WHO Ends Coronavirus Trial of Hydroxychloroquine

The World Health Organization said Wednesday it is ending its trial of the drug hydroxychloroquine, the malaria drug promoted by President Trump and others as a treatment for coronavirus, citing data indicating the drug was not effective.

The WHO found that there was “no apparent beneficial effect of hydroxychloroquine” and ended testing for the drug in the United Nations agency’s Solidarity trial after data from that trial as well as a large UK trial indicated that it did not have any effect on mortality or ventilation in hospitalized patients.

“The decision was made to stop the randomization with the hydroxychloroquine trial,” WHO medical officer Dr. Ana Maria Henao Restrepo said.

The Food and Drug Administration said Monday it was ending its emergency authorization for hydroxychloroquine and the related drug chloroquine, concluding that the pair of medicines was “unlikely to be effective in treating COVID-19.” The agency had approved the emergency use of the drugs in March.

Several smaller studies earlier this year suggested hydroxychloroquine could be effective in reducing coronavirus mortality rates, sparking hope that the drug could be one of the first treatments for the deadly infection that has spread across the globe.

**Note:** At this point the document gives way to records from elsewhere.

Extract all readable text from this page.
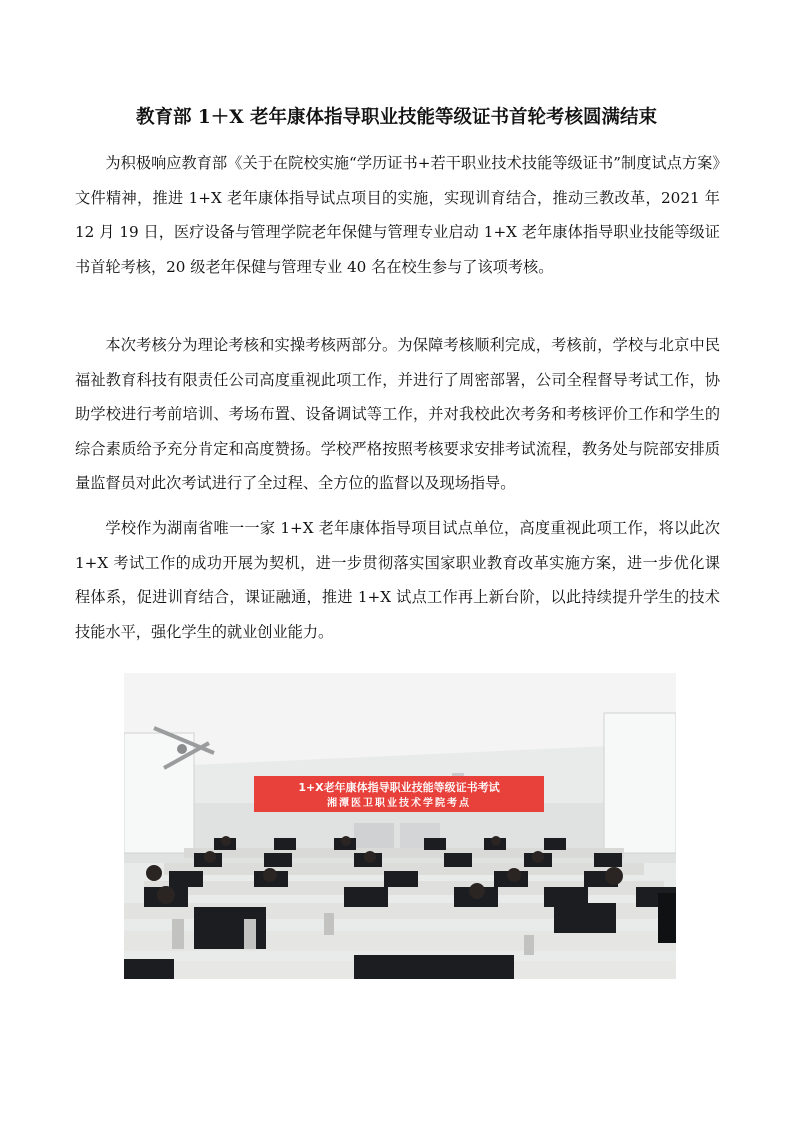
教育部 1＋X 老年康体指导职业技能等级证书首轮考核圆满结束

为积极响应教育部《关于在院校实施“学历证书+若干职业技术技能等级证书”制度试点方案》文件精神，推进 1+X 老年康体指导试点项目的实施，实现训育结合，推动三教改革，2021 年 12 月 19 日，医疗设备与管理学院老年保健与管理专业启动 1+X 老年康体指导职业技能等级证书首轮考核，20 级老年保健与管理专业 40 名在校生参与了该项考核。

本次考核分为理论考核和实操考核两部分。为保障考核顺利完成，考核前，学校与北京中民福祉教育科技有限责任公司高度重视此项工作，并进行了周密部署，公司全程督导考试工作，协助学校进行考前培训、考场布置、设备调试等工作，并对我校此次考务和考核评价工作和学生的综合素质给予充分肯定和高度赞扬。学校严格按照考核要求安排考试流程，教务处与院部安排质量监督员对此次考试进行了全过程、全方位的监督以及现场指导。

学校作为湖南省唯一一家 1+X 老年康体指导项目试点单位，高度重视此项工作，将以此次 1+X 考试工作的成功开展为契机，进一步贯彻落实国家职业教育改革实施方案，进一步优化课程体系，促进训育结合，课证融通，推进 1+X 试点工作再上新台阶，以此持续提升学生的技术技能水平，强化学生的就业创业能力。

1+X老年康体指导职业技能等级证书考试
湘潭医卫职业技术学院考点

President Trump revealed last month that he was taking hydroxychloroquine as a preventative measure against the coronavirus after enthusiastically backing the drug as possibly “one of the biggest game changers in the history of medicine” when taken together with another drug, azithromycin.

“What do you have to lose? They say, ‘Take it.’ I’m not looking at it one way or the other, but we want to get out of this,” he said during a press conference in April. “If it does work, it would be a shame if we didn’t do it early.”

The WHO’s Solidarity trial is continuing to test other drugs as possible coronavirus treatments.

This week, a UK trial showed that a commonly used steroid, dexamethasone, reduced deaths in coronavirus patients who were on ventilators or receiving oxygen.